I can’t for the life of me work out why Shiraz grown properly is called Syrah in Australia.  Maybe it started when the dogged Frenchman Dominic Portet commenced making wine in Victoria’s Pyrenees at Taltarni away back in the early ’70s; Mark Shield, the greatest wine scribe of them all, was their sales rep.  Portet thought his wine was more French than our common or garden jammy old Shy Razzz. So he spelled the name the French way and got on with it.

This vineyard’s near Kuitpo, which to me seems as far from the Adelaide Hills as you can get, being just over the ridge from Willunga and all.  Another line drawn by boofheads.
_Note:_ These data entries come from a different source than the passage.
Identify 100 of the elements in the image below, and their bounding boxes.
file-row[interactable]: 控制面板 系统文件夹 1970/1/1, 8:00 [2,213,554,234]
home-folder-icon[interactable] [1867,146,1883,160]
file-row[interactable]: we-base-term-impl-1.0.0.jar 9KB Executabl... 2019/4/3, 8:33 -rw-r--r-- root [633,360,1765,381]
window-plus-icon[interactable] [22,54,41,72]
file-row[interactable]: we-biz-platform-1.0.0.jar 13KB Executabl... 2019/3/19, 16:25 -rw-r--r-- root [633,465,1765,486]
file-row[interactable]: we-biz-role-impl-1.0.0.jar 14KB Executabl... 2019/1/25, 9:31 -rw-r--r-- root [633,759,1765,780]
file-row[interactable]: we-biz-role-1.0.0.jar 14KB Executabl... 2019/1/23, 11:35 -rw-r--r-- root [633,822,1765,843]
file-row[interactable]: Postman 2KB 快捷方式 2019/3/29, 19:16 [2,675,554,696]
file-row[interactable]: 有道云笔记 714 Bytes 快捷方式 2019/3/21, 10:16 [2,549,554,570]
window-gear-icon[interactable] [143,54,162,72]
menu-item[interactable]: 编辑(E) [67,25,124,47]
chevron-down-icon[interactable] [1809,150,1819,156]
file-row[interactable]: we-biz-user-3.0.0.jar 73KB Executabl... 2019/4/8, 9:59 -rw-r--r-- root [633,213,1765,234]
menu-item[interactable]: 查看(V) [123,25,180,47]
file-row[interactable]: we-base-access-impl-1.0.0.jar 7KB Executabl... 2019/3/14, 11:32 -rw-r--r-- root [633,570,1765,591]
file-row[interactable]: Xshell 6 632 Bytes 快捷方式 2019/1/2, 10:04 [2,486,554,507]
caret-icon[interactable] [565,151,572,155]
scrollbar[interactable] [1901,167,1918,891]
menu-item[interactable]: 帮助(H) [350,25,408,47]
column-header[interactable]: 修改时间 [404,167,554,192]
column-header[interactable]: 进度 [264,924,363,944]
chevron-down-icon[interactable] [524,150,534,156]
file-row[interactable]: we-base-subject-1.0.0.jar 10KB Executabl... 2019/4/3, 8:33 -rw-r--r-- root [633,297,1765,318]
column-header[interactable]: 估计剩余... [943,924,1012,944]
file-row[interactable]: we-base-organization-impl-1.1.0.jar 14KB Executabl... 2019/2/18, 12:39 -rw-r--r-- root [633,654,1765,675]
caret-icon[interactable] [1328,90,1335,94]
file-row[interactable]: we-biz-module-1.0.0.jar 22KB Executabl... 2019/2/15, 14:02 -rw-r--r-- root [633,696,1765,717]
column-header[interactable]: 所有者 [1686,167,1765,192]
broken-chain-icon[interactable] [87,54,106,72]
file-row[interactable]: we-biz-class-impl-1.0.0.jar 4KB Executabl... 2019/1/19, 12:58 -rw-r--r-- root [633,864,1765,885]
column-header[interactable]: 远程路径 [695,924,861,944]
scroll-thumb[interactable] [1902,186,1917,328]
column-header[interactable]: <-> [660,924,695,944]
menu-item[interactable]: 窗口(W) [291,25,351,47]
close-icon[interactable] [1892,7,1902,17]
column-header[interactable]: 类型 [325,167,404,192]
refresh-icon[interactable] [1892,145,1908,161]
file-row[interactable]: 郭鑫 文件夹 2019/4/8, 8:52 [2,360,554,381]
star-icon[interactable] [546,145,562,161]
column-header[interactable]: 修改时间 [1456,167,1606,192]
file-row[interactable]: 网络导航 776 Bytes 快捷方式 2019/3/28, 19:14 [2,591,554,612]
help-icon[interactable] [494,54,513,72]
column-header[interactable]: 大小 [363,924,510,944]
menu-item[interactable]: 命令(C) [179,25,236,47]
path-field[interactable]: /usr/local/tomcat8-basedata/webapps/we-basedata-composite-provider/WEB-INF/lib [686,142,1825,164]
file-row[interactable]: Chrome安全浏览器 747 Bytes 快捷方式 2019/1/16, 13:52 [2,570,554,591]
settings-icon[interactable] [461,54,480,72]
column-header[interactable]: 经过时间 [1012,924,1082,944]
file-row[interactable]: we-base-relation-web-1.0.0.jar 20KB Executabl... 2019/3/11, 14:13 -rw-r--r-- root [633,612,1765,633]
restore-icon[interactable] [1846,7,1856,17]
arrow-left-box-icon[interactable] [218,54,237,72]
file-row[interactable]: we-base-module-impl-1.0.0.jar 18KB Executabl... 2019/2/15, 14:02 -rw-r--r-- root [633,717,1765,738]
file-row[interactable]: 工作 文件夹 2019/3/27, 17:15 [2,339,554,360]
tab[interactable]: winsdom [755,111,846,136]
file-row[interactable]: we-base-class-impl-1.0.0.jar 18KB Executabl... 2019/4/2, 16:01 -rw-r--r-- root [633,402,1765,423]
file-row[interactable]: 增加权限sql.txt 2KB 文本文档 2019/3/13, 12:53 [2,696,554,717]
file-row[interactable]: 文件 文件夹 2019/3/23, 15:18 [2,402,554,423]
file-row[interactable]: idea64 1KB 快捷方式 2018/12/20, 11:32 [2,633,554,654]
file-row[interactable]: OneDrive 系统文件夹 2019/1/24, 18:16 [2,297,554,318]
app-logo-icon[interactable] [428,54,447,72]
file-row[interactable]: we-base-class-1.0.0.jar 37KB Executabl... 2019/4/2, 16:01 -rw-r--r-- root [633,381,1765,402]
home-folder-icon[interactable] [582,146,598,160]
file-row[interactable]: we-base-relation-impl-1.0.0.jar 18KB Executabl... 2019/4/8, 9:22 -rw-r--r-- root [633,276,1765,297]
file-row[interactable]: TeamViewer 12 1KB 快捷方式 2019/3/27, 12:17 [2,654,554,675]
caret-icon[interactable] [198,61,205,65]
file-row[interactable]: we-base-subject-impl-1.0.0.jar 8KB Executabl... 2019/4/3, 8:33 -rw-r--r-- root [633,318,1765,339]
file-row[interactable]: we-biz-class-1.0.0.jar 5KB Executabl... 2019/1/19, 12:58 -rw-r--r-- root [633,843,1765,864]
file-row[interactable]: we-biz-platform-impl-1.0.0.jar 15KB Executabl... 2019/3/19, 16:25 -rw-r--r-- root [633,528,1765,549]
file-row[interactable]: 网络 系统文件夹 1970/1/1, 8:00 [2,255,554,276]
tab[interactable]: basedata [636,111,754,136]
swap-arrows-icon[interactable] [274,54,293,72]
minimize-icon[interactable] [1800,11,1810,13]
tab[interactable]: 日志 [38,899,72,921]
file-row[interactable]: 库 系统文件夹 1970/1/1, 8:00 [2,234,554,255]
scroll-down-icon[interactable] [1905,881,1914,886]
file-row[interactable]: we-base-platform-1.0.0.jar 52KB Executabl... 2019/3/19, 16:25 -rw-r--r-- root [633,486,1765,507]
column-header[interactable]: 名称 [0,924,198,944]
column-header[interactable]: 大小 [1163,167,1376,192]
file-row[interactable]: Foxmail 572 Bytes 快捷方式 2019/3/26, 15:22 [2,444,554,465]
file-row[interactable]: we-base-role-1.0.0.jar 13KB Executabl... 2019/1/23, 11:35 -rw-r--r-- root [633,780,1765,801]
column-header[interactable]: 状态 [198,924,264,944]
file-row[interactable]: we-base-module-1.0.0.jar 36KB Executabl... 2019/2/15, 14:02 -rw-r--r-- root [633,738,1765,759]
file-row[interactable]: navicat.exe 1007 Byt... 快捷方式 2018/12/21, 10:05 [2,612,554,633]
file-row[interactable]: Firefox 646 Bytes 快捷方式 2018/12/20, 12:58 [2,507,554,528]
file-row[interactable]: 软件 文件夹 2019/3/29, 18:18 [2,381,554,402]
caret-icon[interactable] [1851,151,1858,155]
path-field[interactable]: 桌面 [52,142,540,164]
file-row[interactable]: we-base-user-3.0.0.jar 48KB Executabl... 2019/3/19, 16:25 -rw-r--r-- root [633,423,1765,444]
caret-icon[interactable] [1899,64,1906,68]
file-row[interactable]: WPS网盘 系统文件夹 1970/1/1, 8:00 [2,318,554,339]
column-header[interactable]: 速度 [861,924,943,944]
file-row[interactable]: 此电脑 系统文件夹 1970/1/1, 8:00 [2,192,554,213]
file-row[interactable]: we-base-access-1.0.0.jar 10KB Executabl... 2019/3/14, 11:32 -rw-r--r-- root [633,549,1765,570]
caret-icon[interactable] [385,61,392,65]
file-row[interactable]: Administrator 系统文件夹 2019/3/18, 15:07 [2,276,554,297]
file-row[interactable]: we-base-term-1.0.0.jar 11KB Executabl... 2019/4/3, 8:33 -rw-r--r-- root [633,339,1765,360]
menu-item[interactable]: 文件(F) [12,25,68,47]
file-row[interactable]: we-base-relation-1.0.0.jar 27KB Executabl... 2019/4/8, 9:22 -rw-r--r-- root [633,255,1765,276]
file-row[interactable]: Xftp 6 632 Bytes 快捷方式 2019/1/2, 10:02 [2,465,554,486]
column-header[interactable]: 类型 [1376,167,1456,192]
This vineyard is like Willunga Tops, just as Mengler Hill, Angaston and Eden Valley is the upland part of the Barossa.

It’s a real neat little honey of a wine: all blackberry vines, nightshade and juniper in the sniff division; svelte and athletic in the feelies; intense whipsnake lithe business in the flavour, and then tannin that’s more dusty matte goanna than shiny snakeness.  And look at that lovely little alcohol number!  It makes the wine more sassy and cheeky in a hissy blue-tongued way; the ideal follow-up to that Fumé. It reminds me of the lower-alcohol reds being made up my end of the Vales at Kangarilla. Or the Best’s Great Western Shiraz which won the Jimmy Watson the year before last.

Cute and sassy now; much better after five years in the dark cool dungeon. Hillsbillies, take note!